- Theatrical release poster
- Directed by: Agnès Obadia
- Written by: Agnès Obadia Samantha Mazeras Pénélope Bagieu
- Based on: Joséphine by Pénélope Bagieu
- Produced by: Romain Rojtman Benjamin Hess
- Starring: Marilou Berry
- Cinematography: Romain Winding
- Edited by: Anny Danché
- Music by: Marc Chouarain
- Production company: Les Films du 24
- Distributed by: UGC Distribution
- Release dates: 12 June 2013 (Cabourg); 19 June 2013 (France);
- Running time: 88 minutes
- Country: France
- Language: French
- Budget: $8.8 million
- Box office: $4.7 million

= Joséphine (2013 film) =

Joséphine is a 2013 French romantic comedy film directed by Agnès Obadia. The story is adapted from the French comic of the same name by Pénélope Bagieu. A sequel, Joséphine s'arrondit, was released on 10 February 2016.

==Plot==
30-year-old Joséphine is single, lives with her cat Brad Pitt and is looking for the man of her dreams. During a family meal, her younger sister, Diane, who seems perfect in every way, announces her future marriage: this is the straw that breaks the camel's back for Joséphine, who has not got a man in her life. Jealous, she claims she is marrying Marcelo, a Brazilian surgeon, and will live with him in his country. Joséphine's lies then start to spiral, producing life-changing outcomes.

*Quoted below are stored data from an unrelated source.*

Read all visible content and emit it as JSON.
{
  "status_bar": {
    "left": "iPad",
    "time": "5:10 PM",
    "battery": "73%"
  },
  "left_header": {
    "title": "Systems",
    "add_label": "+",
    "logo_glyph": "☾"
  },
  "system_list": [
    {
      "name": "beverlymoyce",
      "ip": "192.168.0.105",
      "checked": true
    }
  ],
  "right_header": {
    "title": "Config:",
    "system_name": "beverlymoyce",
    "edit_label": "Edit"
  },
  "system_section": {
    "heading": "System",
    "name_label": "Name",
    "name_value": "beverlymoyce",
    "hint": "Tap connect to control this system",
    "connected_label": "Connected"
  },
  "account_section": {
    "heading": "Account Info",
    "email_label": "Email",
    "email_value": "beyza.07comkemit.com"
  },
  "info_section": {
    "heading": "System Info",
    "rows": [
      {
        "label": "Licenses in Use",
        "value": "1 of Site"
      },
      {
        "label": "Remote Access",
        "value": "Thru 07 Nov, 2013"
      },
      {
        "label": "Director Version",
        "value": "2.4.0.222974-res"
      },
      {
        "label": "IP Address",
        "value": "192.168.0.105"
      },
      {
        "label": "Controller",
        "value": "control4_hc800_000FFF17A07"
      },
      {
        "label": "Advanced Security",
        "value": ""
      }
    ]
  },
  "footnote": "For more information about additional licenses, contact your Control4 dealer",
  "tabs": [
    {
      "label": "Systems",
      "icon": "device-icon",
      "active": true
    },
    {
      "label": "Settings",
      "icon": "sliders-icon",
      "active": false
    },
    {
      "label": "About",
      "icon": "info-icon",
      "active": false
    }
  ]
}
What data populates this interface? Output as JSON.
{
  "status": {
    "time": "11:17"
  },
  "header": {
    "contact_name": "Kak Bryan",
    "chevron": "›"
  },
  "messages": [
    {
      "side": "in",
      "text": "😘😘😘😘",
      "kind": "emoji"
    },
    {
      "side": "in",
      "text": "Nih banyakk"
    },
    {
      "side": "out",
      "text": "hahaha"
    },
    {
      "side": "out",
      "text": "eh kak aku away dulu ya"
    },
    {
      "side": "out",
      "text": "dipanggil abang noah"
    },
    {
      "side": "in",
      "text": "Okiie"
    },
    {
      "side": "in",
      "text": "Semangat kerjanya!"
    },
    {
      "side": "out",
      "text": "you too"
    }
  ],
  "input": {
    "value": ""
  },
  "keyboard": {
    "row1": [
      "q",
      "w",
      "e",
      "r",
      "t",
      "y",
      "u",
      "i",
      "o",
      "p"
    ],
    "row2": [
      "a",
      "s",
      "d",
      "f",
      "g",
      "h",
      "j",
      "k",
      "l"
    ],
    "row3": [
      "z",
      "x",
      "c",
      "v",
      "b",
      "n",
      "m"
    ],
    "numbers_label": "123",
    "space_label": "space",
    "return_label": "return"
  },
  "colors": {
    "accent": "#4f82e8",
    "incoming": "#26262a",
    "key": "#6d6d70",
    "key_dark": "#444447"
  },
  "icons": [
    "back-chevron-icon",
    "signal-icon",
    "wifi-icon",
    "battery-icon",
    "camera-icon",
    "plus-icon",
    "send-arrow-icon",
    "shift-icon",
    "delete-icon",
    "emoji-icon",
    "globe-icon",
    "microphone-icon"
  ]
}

Alexandra, the head of her company's human resources, overhears a conversation between Joséphine and her friend Chloe and, having been hired to drive a wave of layoffs, jumps at the chance to fire Joséphine. Joséphine's friends buy her a plane ticket to Brazil. Just before the plane's departure, Joséphine suffers a panic attack and is taken to the hospital, unbeknownst to her friends and family, whilst her luggage is misplaced.

Joséphine chooses to continue the deception and decides to hide in her own apartment, which was temporarily loaned by Chloe to their colleague, Gilles. Despite previously finding him tedious and boring, Joséphine gradually falls for him.

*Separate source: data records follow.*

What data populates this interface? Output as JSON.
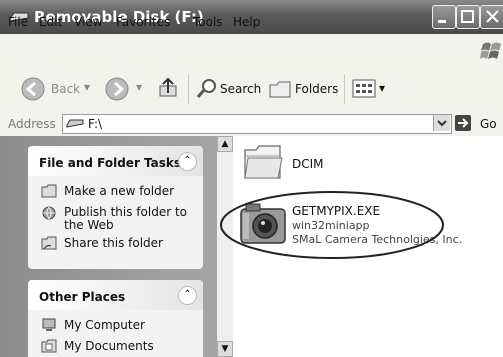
{
  "window": {
    "title": "Removable Disk (F:)"
  },
  "menubar": {
    "items": [
      "File",
      "Edit",
      "View",
      "Favorites",
      "Tools",
      "Help"
    ]
  },
  "toolbar": {
    "back_label": "Back",
    "search_label": "Search",
    "folders_label": "Folders"
  },
  "addressbar": {
    "label": "Address",
    "value": "F:\\",
    "go_label": "Go"
  },
  "tasks_panel": {
    "title": "File and Folder Tasks",
    "items": [
      {
        "label": "Make a new folder",
        "icon": "new-folder-icon"
      },
      {
        "label": "Publish this folder to\nthe Web",
        "icon": "globe-icon"
      },
      {
        "label": "Share this folder",
        "icon": "share-folder-icon"
      }
    ]
  },
  "places_panel": {
    "title": "Other Places",
    "items": [
      {
        "label": "My Computer",
        "icon": "computer-icon"
      },
      {
        "label": "My Documents",
        "icon": "documents-icon"
      }
    ]
  },
  "files": [
    {
      "name": "DCIM",
      "icon": "folder-icon"
    },
    {
      "name": "GETMYPIX.EXE",
      "type": "win32miniapp",
      "company": "SMaL Camera Technolgies, Inc.",
      "icon": "camera-icon"
    }
  ],
  "colors": {
    "titlebar": "#5a5a5a",
    "sidebar": "#999999",
    "chrome": "#f3f3ee"
  }
}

The deceit is discovered by Gilles when Joséphine's bag is returned to her apartment. He calls her friends and when Joséphine returns, he confronts her about the lies. Joséphine, through false tears, then claims she came back after Marcelo's death, but Gilles and her friends don't believe the story and leave angrily.

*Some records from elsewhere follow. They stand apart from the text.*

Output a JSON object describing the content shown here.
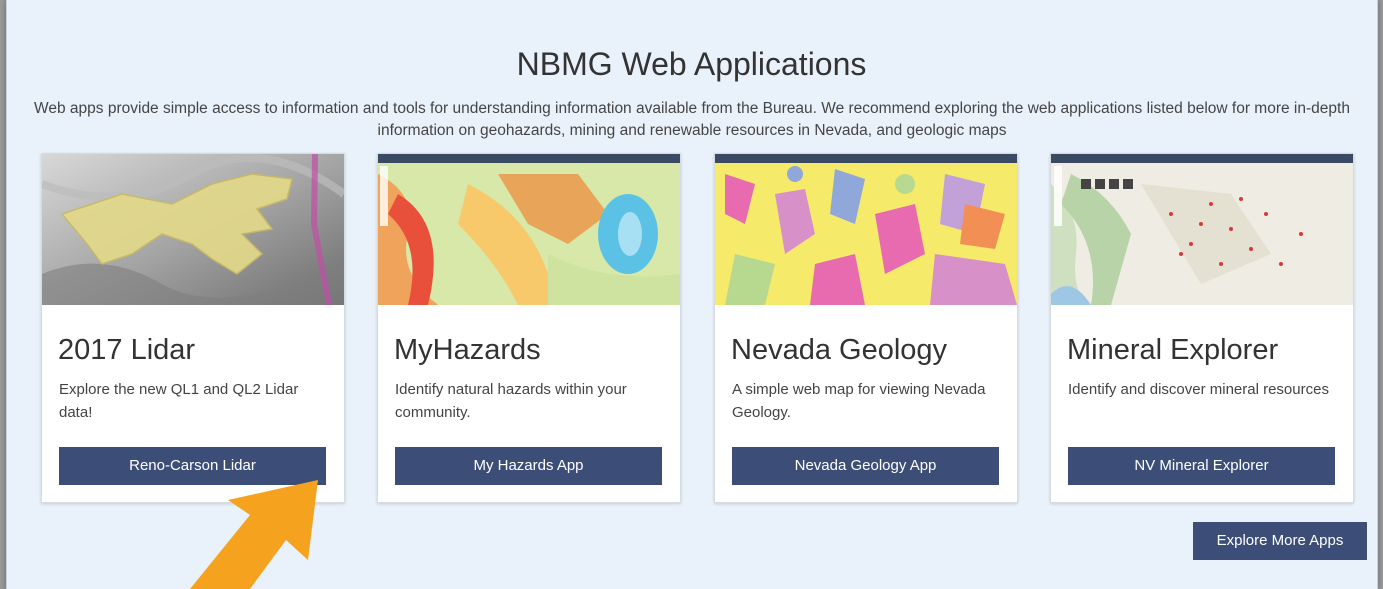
{
  "header": {
    "title": "NBMG Web Applications",
    "subtitle": "Web apps provide simple access to information and tools for understanding information available from the Bureau. We recommend exploring the web applications listed below for more in-depth information on geohazards, mining and renewable resources in Nevada, and geologic maps"
  },
  "cards": [
    {
      "title": "2017 Lidar",
      "description": "Explore the new QL1 and QL2 Lidar data!",
      "button": "Reno-Carson Lidar"
    },
    {
      "title": "MyHazards",
      "description": "Identify natural hazards within your community.",
      "button": "My Hazards App"
    },
    {
      "title": "Nevada Geology",
      "description": "A simple web map for viewing Nevada Geology.",
      "button": "Nevada Geology App"
    },
    {
      "title": "Mineral Explorer",
      "description": "Identify and discover mineral resources",
      "button": "NV Mineral Explorer"
    }
  ],
  "more_button": "Explore More Apps",
  "colors": {
    "button": "#3c4e78",
    "background": "#e9f1fa",
    "arrow": "#f5a21e"
  },
  "annotation_icon": "arrow-up-icon"
}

Joséphine confesses her love to Gilles but he refuses to forgive her deception. Joséphine, trying to make a fresh start, decides to interrupt her sister's wedding after discovering that her fiance, Aymeric, cheated. Diane chooses to believe her and they flee the church together.

Meanwhile, Gilles, deciding to forgive Joséphine, goes to her apartment. The door is answered by Julien, an ex-boyfriend of Joséphine, who is staying with Joséphine after being thrown out by his wife. Gilles, assuming Julien and Joséphine are in a relationship, leaves disappointed. When Joséphine learns from Julien about Gilles' visit, she catches up with him in order to convince him of her love. During the credits, it is shown that Joséphine's friends have forgiven her for her lies, and she and Gilles have moved in together.

==Cast==

- Marilou Berry as Joséphine
- Mehdi Nebbou as Gilles
- Bérengère Krief as Chloé
- Amelle Chahbi as Rose
- Charlie Dupont as Julien
- Alice Pol as Diane
- Bruno Podalydès as the psychologist
- Arben Bajraktaraj as the carney
- Philippe Pollet-Villard as the monk
- Olivier Cruveiller as Joséphine's father
- Françoise Miquelis as Joséphine's mother
- Claudine Baschet as Mamita
- Cyril Guei as Cyril
- Caroline Anglade as Alexandra
- Valentin Merlet as Aymeric
- Edson Rodrigues as Marcelo

==Sequel==
A sequel was announced after the success of the film in France, to be directed by Marilou Berry who also stars in the lead role. Joséphine s'arrondit follows the adventures of a slightly older and pregnant Joséphine, who finally found her "perfect man". It was screened on 15 January 2016 at the Festival International du Film de l'Alpe d'Huez ("International Festival of film of l'Alpe d'Huez") before its general release on 10 February 2016.